The Hannouneh Society for Popular Culture started in Jordan in 1993.

The founder collected and archived stories of Palestinians before the Arab-Israeli War of 1948.

He was worried the culture would be lost because so many Palestinians fled to refugee camps in neighboring countries. The group is named after a popular red flower found in the region called a hannouneh. 

"It comes from a legend, a Cannonite legend, where the god Bal, when he dies, for the spring to come along, for every drop of his blood, comes out a hannouneh," group leader Haneen Saleh says. 

Twenty-four-year-old dancer Awj Al-Nabali has been touring with the group since he was two years old. He's a Palestinian from Jordan but for the past year has been living in Houston while he gets his MBA from Texas A&M. He says the group is meeting a need among the Palestinian diaspora.

Credit Tasnim Shamma
Awj Al-Nabali is a Palestinian from Jordan who now lives in Houston, Texas while he gets his MBA from Texas A&M. He has been performing dabke with the group since he was two years old.
Credit Tasnim Shamma
Al Hannouneh Society for Popular Culture's group leader, Haneen Saleh, says each section of cross-stitches on the traditional thobe she is wearing tells a story.
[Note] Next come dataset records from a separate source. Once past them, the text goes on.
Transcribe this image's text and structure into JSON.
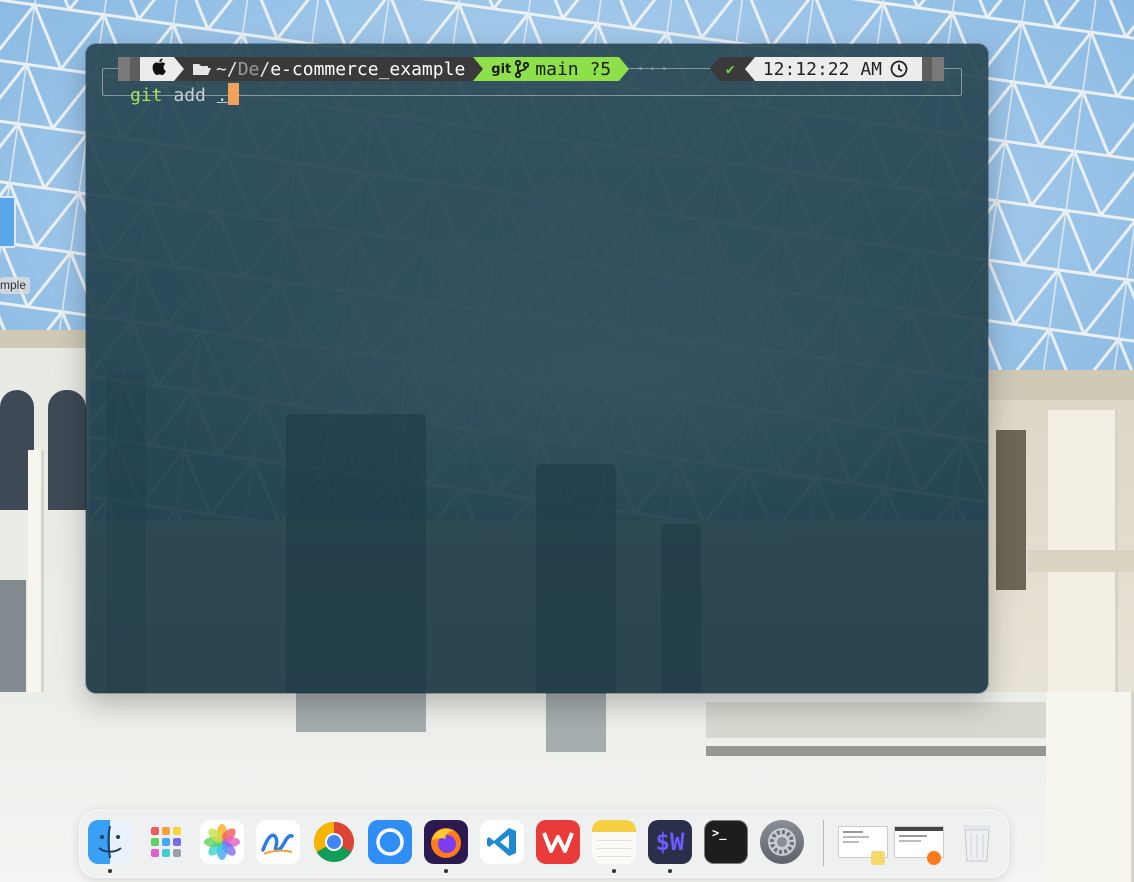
{
  "desktop": {
    "folder_label": "mple"
  },
  "terminal": {
    "prompt": {
      "os_icon": "apple-icon",
      "folder_icon": "folder-open-icon",
      "path_home": "~/",
      "path_abbrev": "De",
      "path_sep": "/",
      "path_dir": "e-commerce_example",
      "git_label": "git",
      "branch_icon": "git-branch-icon",
      "branch": "main ?5",
      "dots": "···",
      "status_icon": "check-icon",
      "status": "✔",
      "time": "12:12:22 AM",
      "clock_icon": "clock-icon"
    },
    "command": {
      "cmd": "git",
      "args": " add ",
      "dot": "."
    },
    "colors": {
      "prompt_bg": "#3a3a3a",
      "git_segment_bg": "#8ee04a",
      "command_green": "#a7e25b",
      "cursor": "#f3a05a"
    }
  },
  "dock": {
    "apps": [
      {
        "name": "Finder",
        "icon": "finder-icon",
        "running": true
      },
      {
        "name": "Launchpad",
        "icon": "launchpad-icon",
        "running": false
      },
      {
        "name": "Photos",
        "icon": "photos-icon",
        "running": false
      },
      {
        "name": "Freeform",
        "icon": "freeform-icon",
        "running": false
      },
      {
        "name": "Chrome",
        "icon": "chrome-icon",
        "running": false
      },
      {
        "name": "Messenger",
        "icon": "chat-icon",
        "running": false
      },
      {
        "name": "Firefox",
        "icon": "firefox-icon",
        "running": true
      },
      {
        "name": "VS Code",
        "icon": "vscode-icon",
        "running": false
      },
      {
        "name": "WPS Office",
        "icon": "wps-icon",
        "running": false
      },
      {
        "name": "Notes",
        "icon": "notes-icon",
        "running": true
      },
      {
        "name": "Warp",
        "icon": "warp-icon",
        "running": true
      },
      {
        "name": "Terminal",
        "icon": "terminal-icon",
        "running": false
      },
      {
        "name": "System Settings",
        "icon": "settings-icon",
        "running": false
      }
    ],
    "warp_label": "$W",
    "terminal_label": ">_"
  }
}
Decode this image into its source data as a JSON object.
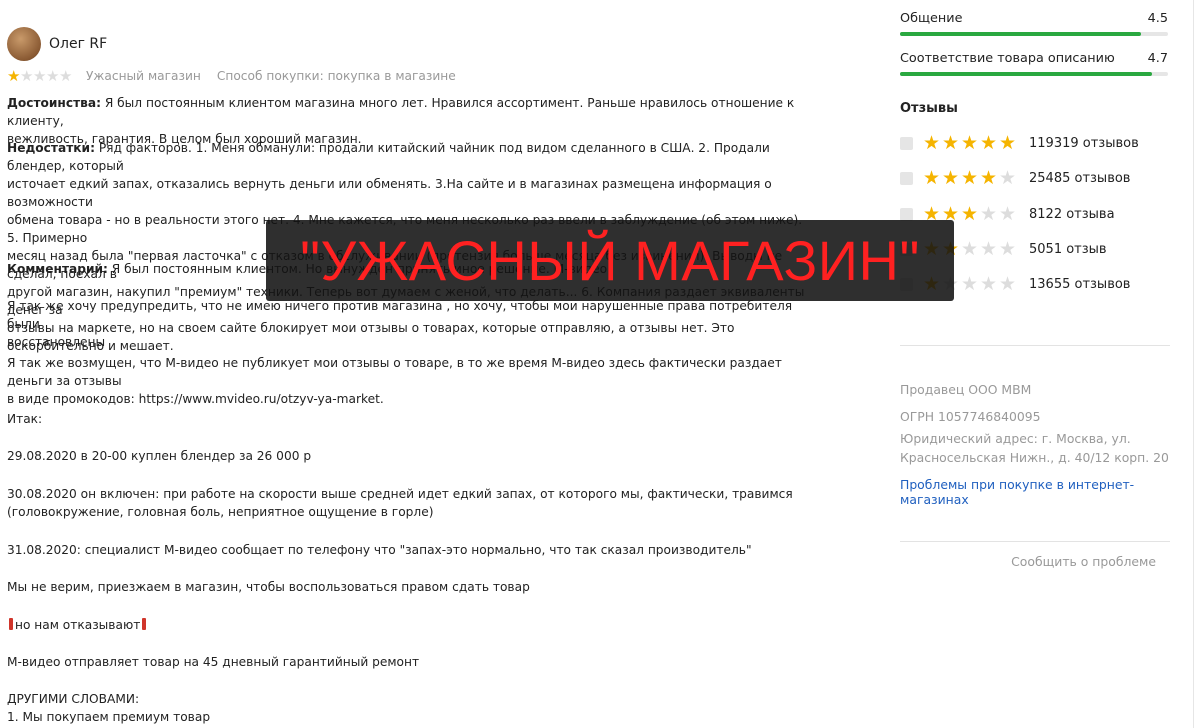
{
  "review": {
    "author": "Олег RF",
    "rating": 1,
    "verdict": "Ужасный магазин",
    "purchase": "Способ покупки: покупка в магазине",
    "pros_label": "Достоинства:",
    "pros_line1": " Я был постоянным клиентом магазина много лет. Нравился ассортимент. Раньше нравилось отношение к клиенту,",
    "pros_line2": "вежливость, гарантия. В целом был хороший магазин.",
    "cons_label": "Недостатки:",
    "cons_line1": " Ряд факторов. 1. Меня обманули: продали китайский чайник под видом сделанного в США. 2. Продали блендер, который",
    "cons_line2": "источает едкий запах, отказались вернуть деньги или обменять. 3.На сайте и в магазинах размещена информация о возможности",
    "cons_line3": "обмена товара - но в реальности этого нет. 4. Мне кажется, что меня несколько раз ввели в заблуждение (об этом ниже). 5. Примерно",
    "cons_line4": "месяц назад была \"первая ласточка\" с отказом в обслуживании (претензия больше месяца без извинений). Выводы не сделал, поехал в",
    "cons_line5": "другой магазин, накупил \"премиум\" техники. Теперь вот думаем с женой, что делать... 6. Компания раздает эквиваленты денег за",
    "cons_line6": "отзывы на маркете, но на своем сайте блокирует мои отзывы о товарах, которые отправляю, а отзывы нет. Это оскорбительно и мешает.",
    "comment_label": "Комментарий:",
    "comment_text": " Я был постоянным клиентом. Но вынужден принять иное решение. М-видео",
    "p1_line1": "Я так же хочу предупредить, что не имею ничего против магазина , но хочу, чтобы мои нарушенные права потребителя были",
    "p1_line2": "восстановлены",
    "p2_line1": "Я так же возмущен, что М-видео не публикует мои отзывы о товаре, в то же время М-видео здесь фактически раздает деньги за отзывы",
    "p2_line2": "в виде промокодов: https://www.mvideo.ru/otzyv-ya-market.",
    "p3": "Итак:",
    "p4": "29.08.2020 в 20-00 куплен блендер за 26 000 р",
    "p5_line1": "30.08.2020 он включен: при работе на скорости выше средней идет едкий запах, от которого мы, фактически, травимся",
    "p5_line2": "(головокружение, головная боль, неприятное ощущение в горле)",
    "p6": "31.08.2020: специалист М-видео сообщает по телефону что \"запах-это нормально, что так сказал производитель\"",
    "p7": "Мы не верим, приезжаем в магазин, чтобы воспользоваться правом сдать товар",
    "p8": "но нам отказывают",
    "p9": "М-видео отправляет товар на 45 дневный гарантийный ремонт",
    "p10": "ДРУГИМИ СЛОВАМИ:",
    "p11": "1. Мы покупаем премиум товар"
  },
  "banner": "\"УЖАСНЫЙ МАГАЗИН\"",
  "sidebar": {
    "criteria": [
      {
        "label": "Общение",
        "value": "4.5",
        "score": 4.5
      },
      {
        "label": "Соответствие товара описанию",
        "value": "4.7",
        "score": 4.7
      }
    ],
    "reviews_title": "Отзывы",
    "rating_rows": [
      {
        "stars": 5,
        "count": "119319 отзывов"
      },
      {
        "stars": 4,
        "count": "25485 отзывов"
      },
      {
        "stars": 3,
        "count": "8122 отзыва"
      },
      {
        "stars": 2,
        "count": "5051 отзыв"
      },
      {
        "stars": 1,
        "count": "13655 отзывов"
      }
    ],
    "seller": "Продавец ООО МВМ",
    "ogrn": "ОГРН 1057746840095",
    "address_line1": "Юридический адрес: г. Москва, ул.",
    "address_line2": "Красносельская Нижн., д. 40/12 корп. 20",
    "problems_link": "Проблемы при покупке в интернет-магазинах",
    "report": "Сообщить о проблеме"
  },
  "colors": {
    "star": "#f5b400",
    "bar": "#2aa840",
    "link": "#1f5fbf",
    "banner_text": "#ff2121"
  }
}
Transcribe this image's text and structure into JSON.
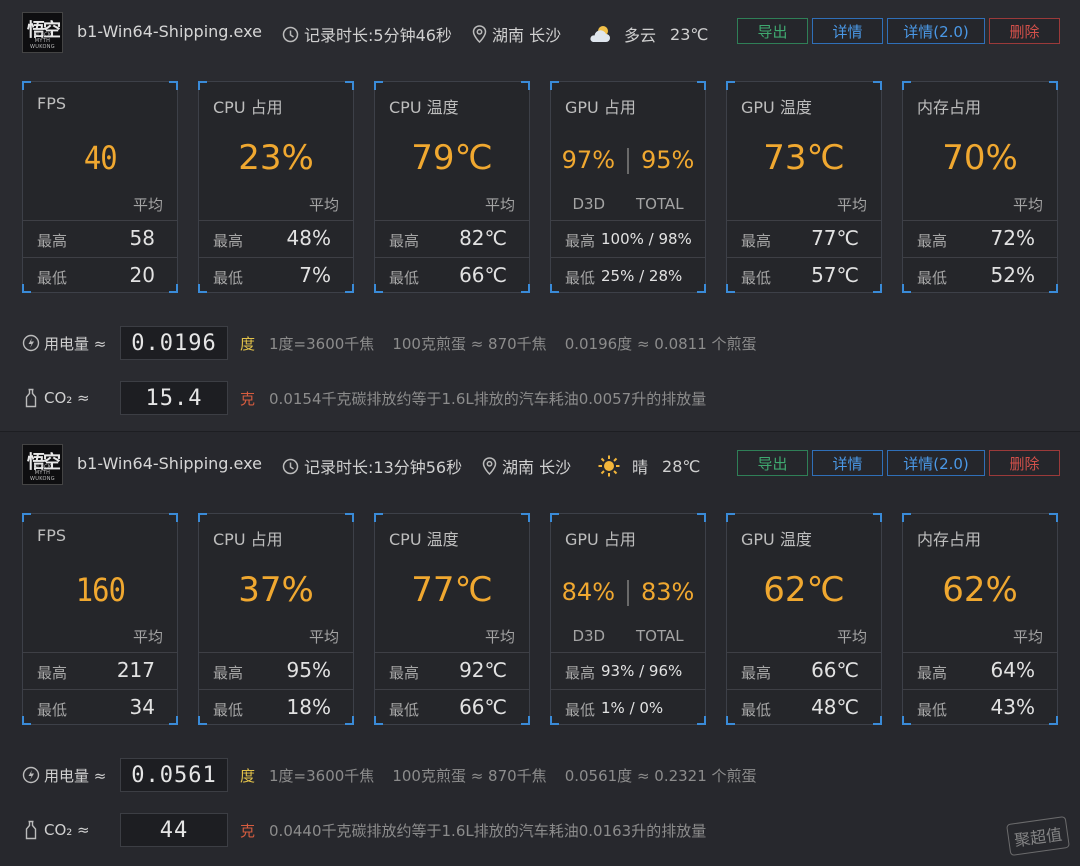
{
  "sessions": [
    {
      "exe": "b1-Win64-Shipping.exe",
      "duration": "记录时长:5分钟46秒",
      "location": "湖南 长沙",
      "weather": "多云",
      "temp": "23℃",
      "weather_icon": "cloudy-icon",
      "buttons": {
        "export": "导出",
        "detail": "详情",
        "detail2": "详情(2.0)",
        "delete": "删除"
      },
      "cards": {
        "fps": {
          "label": "FPS",
          "avg": "40",
          "avg_label": "平均",
          "max_label": "最高",
          "max": "58",
          "min_label": "最低",
          "min": "20"
        },
        "cpu_use": {
          "label": "CPU 占用",
          "avg": "23%",
          "avg_label": "平均",
          "max_label": "最高",
          "max": "48%",
          "min_label": "最低",
          "min": "7%"
        },
        "cpu_temp": {
          "label": "CPU 温度",
          "avg": "79℃",
          "avg_label": "平均",
          "max_label": "最高",
          "max": "82℃",
          "min_label": "最低",
          "min": "66℃"
        },
        "gpu_use": {
          "label": "GPU 占用",
          "d3d": "97%",
          "total": "95%",
          "d3d_label": "D3D",
          "total_label": "TOTAL",
          "max_label": "最高",
          "max": "100% / 98%",
          "min_label": "最低",
          "min": "25%  /  28%"
        },
        "gpu_temp": {
          "label": "GPU 温度",
          "avg": "73℃",
          "avg_label": "平均",
          "max_label": "最高",
          "max": "77℃",
          "min_label": "最低",
          "min": "57℃"
        },
        "mem_use": {
          "label": "内存占用",
          "avg": "70%",
          "avg_label": "平均",
          "max_label": "最高",
          "max": "72%",
          "min_label": "最低",
          "min": "52%"
        }
      },
      "energy": {
        "label": "用电量 ≈",
        "value": "0.0196",
        "unit": "度",
        "t1": "1度=3600千焦",
        "t2": "100克煎蛋 ≈ 870千焦",
        "t3": "0.0196度 ≈ 0.0811 个煎蛋"
      },
      "co2": {
        "label": "CO₂ ≈",
        "value": "15.4",
        "unit": "克",
        "t1": "0.0154千克碳排放约等于1.6L排放的汽车耗油0.0057升的排放量"
      }
    },
    {
      "exe": "b1-Win64-Shipping.exe",
      "duration": "记录时长:13分钟56秒",
      "location": "湖南 长沙",
      "weather": "晴",
      "temp": "28℃",
      "weather_icon": "sunny-icon",
      "buttons": {
        "export": "导出",
        "detail": "详情",
        "detail2": "详情(2.0)",
        "delete": "删除"
      },
      "cards": {
        "fps": {
          "label": "FPS",
          "avg": "160",
          "avg_label": "平均",
          "max_label": "最高",
          "max": "217",
          "min_label": "最低",
          "min": "34"
        },
        "cpu_use": {
          "label": "CPU 占用",
          "avg": "37%",
          "avg_label": "平均",
          "max_label": "最高",
          "max": "95%",
          "min_label": "最低",
          "min": "18%"
        },
        "cpu_temp": {
          "label": "CPU 温度",
          "avg": "77℃",
          "avg_label": "平均",
          "max_label": "最高",
          "max": "92℃",
          "min_label": "最低",
          "min": "66℃"
        },
        "gpu_use": {
          "label": "GPU 占用",
          "d3d": "84%",
          "total": "83%",
          "d3d_label": "D3D",
          "total_label": "TOTAL",
          "max_label": "最高",
          "max": "93%  /  96%",
          "min_label": "最低",
          "min": "1%   /   0%"
        },
        "gpu_temp": {
          "label": "GPU 温度",
          "avg": "62℃",
          "avg_label": "平均",
          "max_label": "最高",
          "max": "66℃",
          "min_label": "最低",
          "min": "48℃"
        },
        "mem_use": {
          "label": "内存占用",
          "avg": "62%",
          "avg_label": "平均",
          "max_label": "最高",
          "max": "64%",
          "min_label": "最低",
          "min": "43%"
        }
      },
      "energy": {
        "label": "用电量 ≈",
        "value": "0.0561",
        "unit": "度",
        "t1": "1度=3600千焦",
        "t2": "100克煎蛋 ≈ 870千焦",
        "t3": "0.0561度 ≈ 0.2321 个煎蛋"
      },
      "co2": {
        "label": "CO₂ ≈",
        "value": "44",
        "unit": "克",
        "t1": "0.0440千克碳排放约等于1.6L排放的汽车耗油0.0163升的排放量"
      }
    }
  ],
  "logo": {
    "main": "悟空",
    "sub": "BLACK MYTH WUKONG"
  },
  "watermark": "聚超值",
  "colors": {
    "accent": "#f0a830",
    "corner": "#3a8bd8",
    "export": "#3fa86f",
    "detail": "#4a98e6",
    "delete": "#d2504a"
  }
}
"We deliver a message. It's not only dancing. We protect our heritage, our dances, our songs," Al-Nabali says.

"We deliver a message to people, to remind them not to forget our heritage and their country, basically."

The group is performing with heavy hearts. The group’s founder Saadeh Saleh, died from a heart attack while flying from Istanbul to the U.S.

The tour was going to be canceled after an emergency landing in Paris.

Instead, HaneenSaleh, made the decision to continue, because she says that's what the founder, who is also her uncle, would have wanted.

“We started with a great idea, a big idea, a dream, his dream that he worked on basically bringing to life,” she says.